Ultimately, it seems as though there is an issue with my router’s PCP implementation. In the above Internet-Draft screenshot, you can see that the ‘Internal Port’ and ‘Suggested External Port’ fields are typically both set to 9, whereas the Suggested External Port is set to 0 in my case. I’m unclear as to whether or not this erroneous from the sender, but my guess is that a potential bug in my router is first handling the External IP Address and then erroneously acting in response to 0 value, forwarding all port as is outlined in this flow:

Given that the message doesn’t seem malicious in itself, I’m going to assume that there are some well-meaning request being handled that are inadvertantly triggering this scary behavior on my router.

I attempted to reach out to the vendor of my router to file a bug, but it appears as though they no longer accept bug reports for that class of device. Lovely.

So, with a better understanding as to what was happening, the fact remained that connecting to the VPN continued to trigger this behavior, which I really found quite sketchy. The cynic in me still suspects this could somehow be something cleverly malicous, targeting routers with pooly implemented UPnP. Also, understanding aside, I had no means of actually stopping this, and I’d really rather not leave my laptop open for constant port scanning.

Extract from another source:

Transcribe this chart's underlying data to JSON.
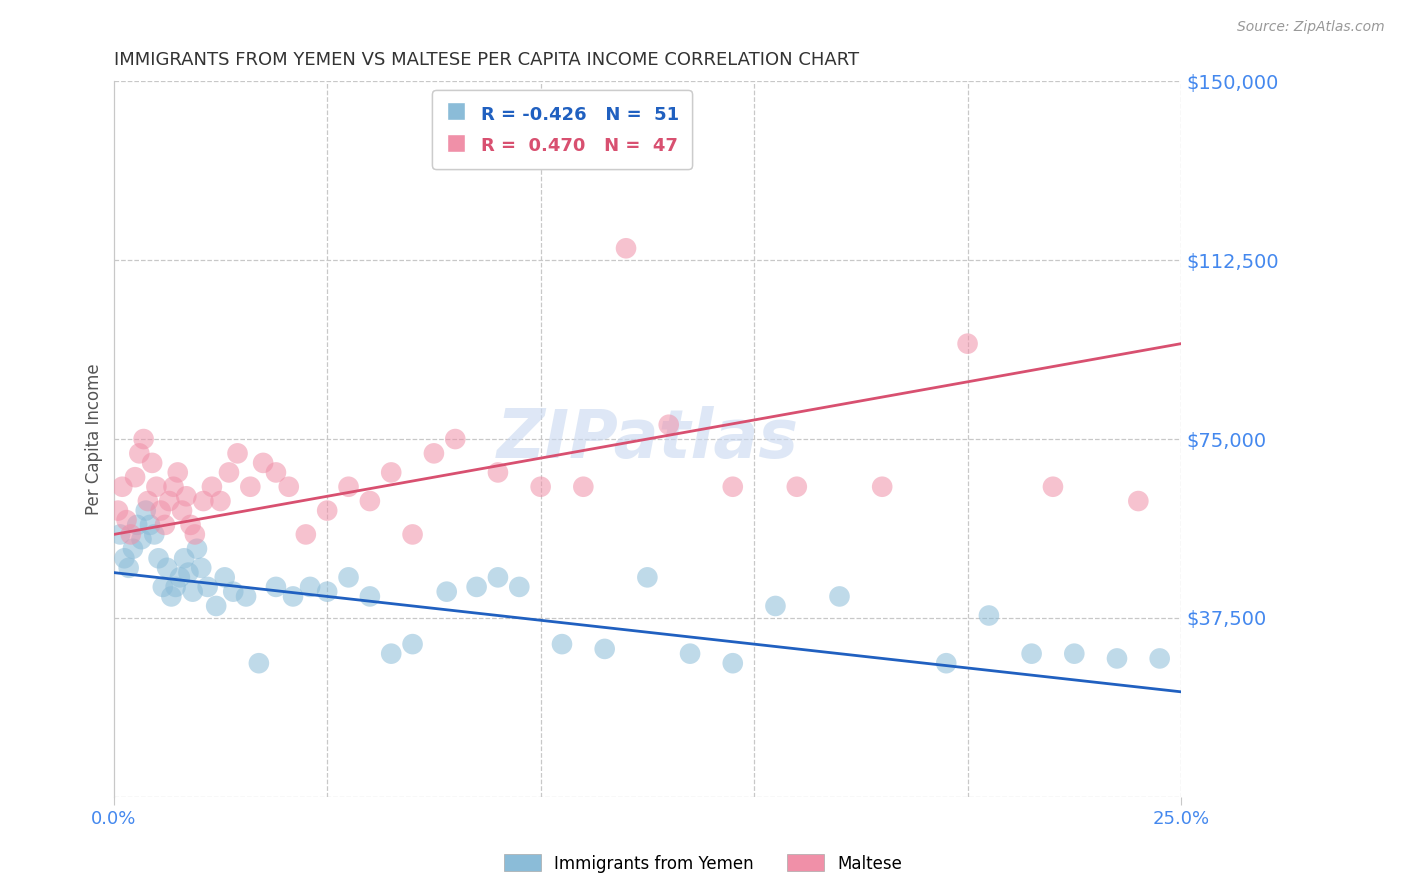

That being said, I decided to disable UPnP on my router, in part as an immediate remedy to this issue, but also because the possibility of events like this occurring is pretty worrying to me.

For the most part, I haven’t really noticed any change. I had to explicitly set up port forwarding for a Plex server, and video games and software occassionally list my NAT as restricted, but I haven’t really noticed any major change! And I can always forward ports myself if need be.

It’s also worth noting that my local devices can still use UPnP to talk to each other, so I can still cast any media just fine.

All in all, a rather small price to pay!